Prelude> true x y = x
Prelude> :t true
true :: t -> t1 -> t
Prelude> pa p = p true
Prelude> :t pa
pa :: ((t1 -> t2 -> t1) -> t) -> t

You probably can get away with nesting the predicate - to express that the function p should be polymorphic of a and b.

...and you can! (ghci -XRankNTypes)

Prelude> pa :: (forall a b. (a->b->c)->d)->d; pa p = p true

[sassa_nf]

All these polymorphic shenanigans become less of a magic, when you start passing the type around explicitly, like in Agda.

(Also, could think of how polymorphism / typeclasses work: you've got to pass the pointer to instance / implementation table)

pa : (A B C : Set) -> ((A -> B -> C) -> C) -> A

(this is equivalent to your first declaration)

is obviously different from

pa : (A C : Set) -> ((B : Set) -> (A -> B -> C) -> C) -> A

(is not meant to work as a type for pa p = p true, just an example)

different from

pa : (C D : Set) -> ((A B : Set) -> (A -> B -> C) -> D) -> D

(the actual thing that works)

and different from

pa : (C : Set) -> (((A B : Set) -> A -> B -> C) -> C) -> C

You see, when you declare the types are on input, it means that the call site literally can "choose" any values for types, and it will work.

So in your example (the first declaration here) the caller can choose any A, B and C, and yet you pass a specific instance true, which is not polymorphic in return type - it binds C to be the same as A. You did not express this to be the case, so the caller of pa cannot tell that A and C must be bound in some specific way. (This reference to a "caller" is a rather mechanical way of explaining; something like the intuition behind it. I am sure type theory has the actual explanation.)

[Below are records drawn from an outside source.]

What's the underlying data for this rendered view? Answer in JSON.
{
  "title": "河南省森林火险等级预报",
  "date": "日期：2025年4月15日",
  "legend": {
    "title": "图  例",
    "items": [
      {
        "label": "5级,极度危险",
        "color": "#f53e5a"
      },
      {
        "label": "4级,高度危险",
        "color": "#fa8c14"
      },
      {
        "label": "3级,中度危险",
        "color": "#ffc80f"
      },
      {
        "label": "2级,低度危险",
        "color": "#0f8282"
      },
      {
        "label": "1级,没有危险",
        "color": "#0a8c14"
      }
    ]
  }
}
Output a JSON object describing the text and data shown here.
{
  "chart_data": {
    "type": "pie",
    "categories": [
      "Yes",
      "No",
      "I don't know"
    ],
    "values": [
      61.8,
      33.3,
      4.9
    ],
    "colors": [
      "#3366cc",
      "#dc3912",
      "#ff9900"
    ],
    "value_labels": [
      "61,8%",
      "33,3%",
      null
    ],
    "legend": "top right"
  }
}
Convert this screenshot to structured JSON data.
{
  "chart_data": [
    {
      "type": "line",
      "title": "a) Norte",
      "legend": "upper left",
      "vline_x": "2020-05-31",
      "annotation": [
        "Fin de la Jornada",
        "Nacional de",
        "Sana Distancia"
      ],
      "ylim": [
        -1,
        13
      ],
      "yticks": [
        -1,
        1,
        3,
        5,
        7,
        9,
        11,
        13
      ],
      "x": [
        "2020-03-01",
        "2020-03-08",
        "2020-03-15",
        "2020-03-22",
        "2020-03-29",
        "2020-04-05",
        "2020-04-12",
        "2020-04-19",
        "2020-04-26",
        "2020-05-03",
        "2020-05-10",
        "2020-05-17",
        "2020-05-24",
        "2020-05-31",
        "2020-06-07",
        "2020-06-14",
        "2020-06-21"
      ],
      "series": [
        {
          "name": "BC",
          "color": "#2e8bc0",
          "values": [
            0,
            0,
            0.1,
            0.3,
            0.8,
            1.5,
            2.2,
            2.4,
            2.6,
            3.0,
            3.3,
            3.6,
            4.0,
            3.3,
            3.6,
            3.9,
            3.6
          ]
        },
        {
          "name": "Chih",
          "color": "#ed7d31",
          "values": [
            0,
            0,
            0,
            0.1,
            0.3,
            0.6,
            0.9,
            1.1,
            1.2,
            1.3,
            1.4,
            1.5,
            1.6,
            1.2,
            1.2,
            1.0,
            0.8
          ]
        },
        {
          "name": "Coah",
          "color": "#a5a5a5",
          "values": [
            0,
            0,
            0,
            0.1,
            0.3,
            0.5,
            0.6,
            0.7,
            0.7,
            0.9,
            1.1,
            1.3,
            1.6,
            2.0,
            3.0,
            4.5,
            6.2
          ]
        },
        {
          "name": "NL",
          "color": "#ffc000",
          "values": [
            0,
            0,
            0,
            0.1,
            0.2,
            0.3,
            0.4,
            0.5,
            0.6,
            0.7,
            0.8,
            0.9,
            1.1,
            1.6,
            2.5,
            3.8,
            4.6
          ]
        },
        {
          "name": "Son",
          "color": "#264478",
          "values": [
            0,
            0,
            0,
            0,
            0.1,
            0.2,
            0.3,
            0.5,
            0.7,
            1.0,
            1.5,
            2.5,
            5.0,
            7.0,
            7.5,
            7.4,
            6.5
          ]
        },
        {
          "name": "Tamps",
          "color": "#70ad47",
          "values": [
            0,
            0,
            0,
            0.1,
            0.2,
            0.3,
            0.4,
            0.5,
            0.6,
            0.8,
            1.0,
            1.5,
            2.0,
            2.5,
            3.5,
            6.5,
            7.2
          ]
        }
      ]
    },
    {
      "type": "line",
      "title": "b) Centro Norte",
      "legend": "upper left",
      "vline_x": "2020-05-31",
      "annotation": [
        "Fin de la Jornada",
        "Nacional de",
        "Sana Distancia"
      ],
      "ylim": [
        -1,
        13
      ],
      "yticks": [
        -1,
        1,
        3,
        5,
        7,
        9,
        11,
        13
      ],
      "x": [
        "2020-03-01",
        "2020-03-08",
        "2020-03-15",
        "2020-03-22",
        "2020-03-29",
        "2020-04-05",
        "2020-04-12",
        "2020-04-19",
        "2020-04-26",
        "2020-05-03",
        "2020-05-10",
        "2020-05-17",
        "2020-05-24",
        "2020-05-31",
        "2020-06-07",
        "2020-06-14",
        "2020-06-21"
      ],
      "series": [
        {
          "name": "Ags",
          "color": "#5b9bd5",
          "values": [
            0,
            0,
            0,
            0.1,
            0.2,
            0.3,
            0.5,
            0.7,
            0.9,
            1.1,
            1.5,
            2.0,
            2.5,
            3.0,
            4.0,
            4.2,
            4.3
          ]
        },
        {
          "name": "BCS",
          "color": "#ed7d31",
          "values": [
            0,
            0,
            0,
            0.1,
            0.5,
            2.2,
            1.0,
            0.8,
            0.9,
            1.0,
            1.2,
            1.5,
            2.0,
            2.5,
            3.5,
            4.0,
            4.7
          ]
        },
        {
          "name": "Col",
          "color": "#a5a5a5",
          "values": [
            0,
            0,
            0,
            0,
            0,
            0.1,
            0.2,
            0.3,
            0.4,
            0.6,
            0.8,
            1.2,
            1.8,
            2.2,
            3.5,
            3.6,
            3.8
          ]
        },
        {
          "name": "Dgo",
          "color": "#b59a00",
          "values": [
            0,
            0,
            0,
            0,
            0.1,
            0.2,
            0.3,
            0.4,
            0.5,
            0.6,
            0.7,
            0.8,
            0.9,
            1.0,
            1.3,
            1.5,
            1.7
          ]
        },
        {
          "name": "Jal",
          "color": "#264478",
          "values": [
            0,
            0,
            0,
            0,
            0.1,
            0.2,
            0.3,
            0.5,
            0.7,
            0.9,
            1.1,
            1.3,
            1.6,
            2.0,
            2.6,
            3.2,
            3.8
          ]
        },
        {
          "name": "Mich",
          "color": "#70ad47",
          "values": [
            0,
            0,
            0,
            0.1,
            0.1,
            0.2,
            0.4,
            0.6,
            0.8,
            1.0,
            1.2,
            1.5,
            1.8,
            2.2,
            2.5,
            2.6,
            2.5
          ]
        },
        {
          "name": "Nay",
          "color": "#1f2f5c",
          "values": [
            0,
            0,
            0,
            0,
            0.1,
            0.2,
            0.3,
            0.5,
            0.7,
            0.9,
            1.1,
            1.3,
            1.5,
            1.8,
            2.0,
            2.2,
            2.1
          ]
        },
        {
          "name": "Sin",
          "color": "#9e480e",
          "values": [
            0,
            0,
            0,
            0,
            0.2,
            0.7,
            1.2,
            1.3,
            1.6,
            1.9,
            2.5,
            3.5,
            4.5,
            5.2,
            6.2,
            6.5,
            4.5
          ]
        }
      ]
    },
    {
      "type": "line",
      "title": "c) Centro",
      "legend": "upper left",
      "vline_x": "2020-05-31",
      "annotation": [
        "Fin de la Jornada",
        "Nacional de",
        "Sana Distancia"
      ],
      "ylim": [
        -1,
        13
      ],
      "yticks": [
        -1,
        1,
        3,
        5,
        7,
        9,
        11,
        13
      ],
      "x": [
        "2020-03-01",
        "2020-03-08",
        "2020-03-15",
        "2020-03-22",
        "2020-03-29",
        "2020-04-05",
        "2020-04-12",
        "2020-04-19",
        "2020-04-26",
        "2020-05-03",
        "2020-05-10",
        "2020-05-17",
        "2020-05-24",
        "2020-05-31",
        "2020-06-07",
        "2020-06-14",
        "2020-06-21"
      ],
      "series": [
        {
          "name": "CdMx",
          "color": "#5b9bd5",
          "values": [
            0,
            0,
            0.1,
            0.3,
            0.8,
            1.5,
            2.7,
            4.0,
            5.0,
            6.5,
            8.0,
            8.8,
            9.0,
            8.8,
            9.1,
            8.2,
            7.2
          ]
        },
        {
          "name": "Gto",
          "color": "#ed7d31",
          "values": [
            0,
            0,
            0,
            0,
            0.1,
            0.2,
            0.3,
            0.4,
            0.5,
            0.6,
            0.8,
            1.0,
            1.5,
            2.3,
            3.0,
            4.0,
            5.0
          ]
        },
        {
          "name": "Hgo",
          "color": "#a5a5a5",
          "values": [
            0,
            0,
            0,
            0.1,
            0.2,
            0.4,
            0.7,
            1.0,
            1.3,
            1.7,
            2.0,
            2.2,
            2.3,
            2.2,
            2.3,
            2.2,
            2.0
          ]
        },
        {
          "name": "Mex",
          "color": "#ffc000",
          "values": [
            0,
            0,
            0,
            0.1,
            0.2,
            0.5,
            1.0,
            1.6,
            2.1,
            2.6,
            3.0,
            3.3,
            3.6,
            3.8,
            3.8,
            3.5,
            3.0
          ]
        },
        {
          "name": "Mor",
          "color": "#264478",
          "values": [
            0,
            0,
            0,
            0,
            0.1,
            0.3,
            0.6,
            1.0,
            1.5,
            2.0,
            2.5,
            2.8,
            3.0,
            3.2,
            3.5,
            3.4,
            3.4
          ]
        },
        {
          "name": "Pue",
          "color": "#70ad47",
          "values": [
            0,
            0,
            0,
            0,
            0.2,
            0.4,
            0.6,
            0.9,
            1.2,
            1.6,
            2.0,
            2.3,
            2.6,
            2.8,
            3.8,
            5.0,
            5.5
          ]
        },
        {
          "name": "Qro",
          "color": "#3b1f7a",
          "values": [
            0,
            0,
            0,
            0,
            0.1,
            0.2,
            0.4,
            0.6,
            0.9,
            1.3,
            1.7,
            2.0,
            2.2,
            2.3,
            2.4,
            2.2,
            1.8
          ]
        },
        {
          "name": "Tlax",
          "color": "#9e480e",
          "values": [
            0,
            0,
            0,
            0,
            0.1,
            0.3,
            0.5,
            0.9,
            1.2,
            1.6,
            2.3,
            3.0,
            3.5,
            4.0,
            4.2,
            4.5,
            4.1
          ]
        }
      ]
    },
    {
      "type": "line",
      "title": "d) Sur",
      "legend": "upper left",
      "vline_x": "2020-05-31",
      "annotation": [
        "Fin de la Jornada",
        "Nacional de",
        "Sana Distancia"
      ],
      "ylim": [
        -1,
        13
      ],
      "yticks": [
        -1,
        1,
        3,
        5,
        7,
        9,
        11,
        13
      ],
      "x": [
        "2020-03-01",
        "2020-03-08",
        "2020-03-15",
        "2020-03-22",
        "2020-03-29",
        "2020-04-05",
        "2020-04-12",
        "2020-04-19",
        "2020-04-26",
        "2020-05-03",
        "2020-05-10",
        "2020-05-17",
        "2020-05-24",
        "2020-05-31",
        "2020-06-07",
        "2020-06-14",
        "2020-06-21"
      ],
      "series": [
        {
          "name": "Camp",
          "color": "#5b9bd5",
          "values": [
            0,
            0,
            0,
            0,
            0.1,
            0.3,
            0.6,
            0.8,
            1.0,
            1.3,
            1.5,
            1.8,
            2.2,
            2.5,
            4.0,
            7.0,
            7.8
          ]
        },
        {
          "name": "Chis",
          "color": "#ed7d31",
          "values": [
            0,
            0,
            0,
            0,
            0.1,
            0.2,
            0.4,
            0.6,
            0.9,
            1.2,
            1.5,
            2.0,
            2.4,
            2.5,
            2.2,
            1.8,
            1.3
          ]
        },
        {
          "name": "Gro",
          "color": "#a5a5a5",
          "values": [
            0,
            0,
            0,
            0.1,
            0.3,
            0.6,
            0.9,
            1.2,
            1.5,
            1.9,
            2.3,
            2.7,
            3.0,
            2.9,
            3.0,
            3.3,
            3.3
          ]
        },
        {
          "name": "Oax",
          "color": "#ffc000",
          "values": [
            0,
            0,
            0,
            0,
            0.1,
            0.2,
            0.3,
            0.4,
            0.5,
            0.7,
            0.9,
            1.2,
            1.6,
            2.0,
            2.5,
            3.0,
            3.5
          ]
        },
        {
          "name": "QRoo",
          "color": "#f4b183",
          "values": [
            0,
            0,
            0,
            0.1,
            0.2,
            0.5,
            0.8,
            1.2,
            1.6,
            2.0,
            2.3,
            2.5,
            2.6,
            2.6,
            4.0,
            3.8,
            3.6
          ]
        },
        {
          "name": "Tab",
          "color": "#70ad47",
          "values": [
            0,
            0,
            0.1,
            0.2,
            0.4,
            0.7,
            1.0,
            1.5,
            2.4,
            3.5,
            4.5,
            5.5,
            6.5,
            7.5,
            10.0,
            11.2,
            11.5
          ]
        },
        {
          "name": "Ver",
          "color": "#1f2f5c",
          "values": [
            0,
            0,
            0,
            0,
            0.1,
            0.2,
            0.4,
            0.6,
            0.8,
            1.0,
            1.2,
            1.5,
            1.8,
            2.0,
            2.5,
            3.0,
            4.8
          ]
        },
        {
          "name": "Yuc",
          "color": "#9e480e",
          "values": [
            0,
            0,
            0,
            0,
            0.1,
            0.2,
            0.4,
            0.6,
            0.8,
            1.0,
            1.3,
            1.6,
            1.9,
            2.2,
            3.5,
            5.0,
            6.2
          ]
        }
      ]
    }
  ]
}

Similarly in the third case you tell the caller that pa decides what the types A and B are, so the caller of pa must pass a p that can accept any A and B.

The fourth case is different yet again - you tell the caller that p can decide what the types A and B are, whereas C is still determined by the caller directly, so pa will make sure it will pass such a function that works. (true does not match the description, because it is (A B : Set) -> A -> B -> A, not (A B C : Set) -> A -> B -> C - it does not produce a value of any given type C)

---

Also, once you write the types down like this, it is obvious that even though the types join up in the third case, there is no way a function p can be instantiated, except a const, perhaps - there is no way p can construct a value for any A and B it is given by pa.

[anonim_legion]

А вы в телеграме спросите, в чате @haskellru. Там постоянно кто-то есть.

[juan_gandhi]

О, вот и полезная область телеграма. Спасибо!

[pbl]

I just wanted to say that:

- I'm surprised this surprises you.
- What sassa_nf is saying above is very much to the point.
- I honestly think you're going backwards about this when you're talking about doing this "категорно". Just start out with proper Λ/Π and no :>, everything is gonna make sense. Once it does, I guess you could always do this "категорно", although I wouldn't know anything about that, obviously...

[juan_gandhi]

I'm surprised too.
Regarding expressing stuff categorically, it's a very interesting question I'm thinking about now. But rather in the opposite direction, categories in lambda.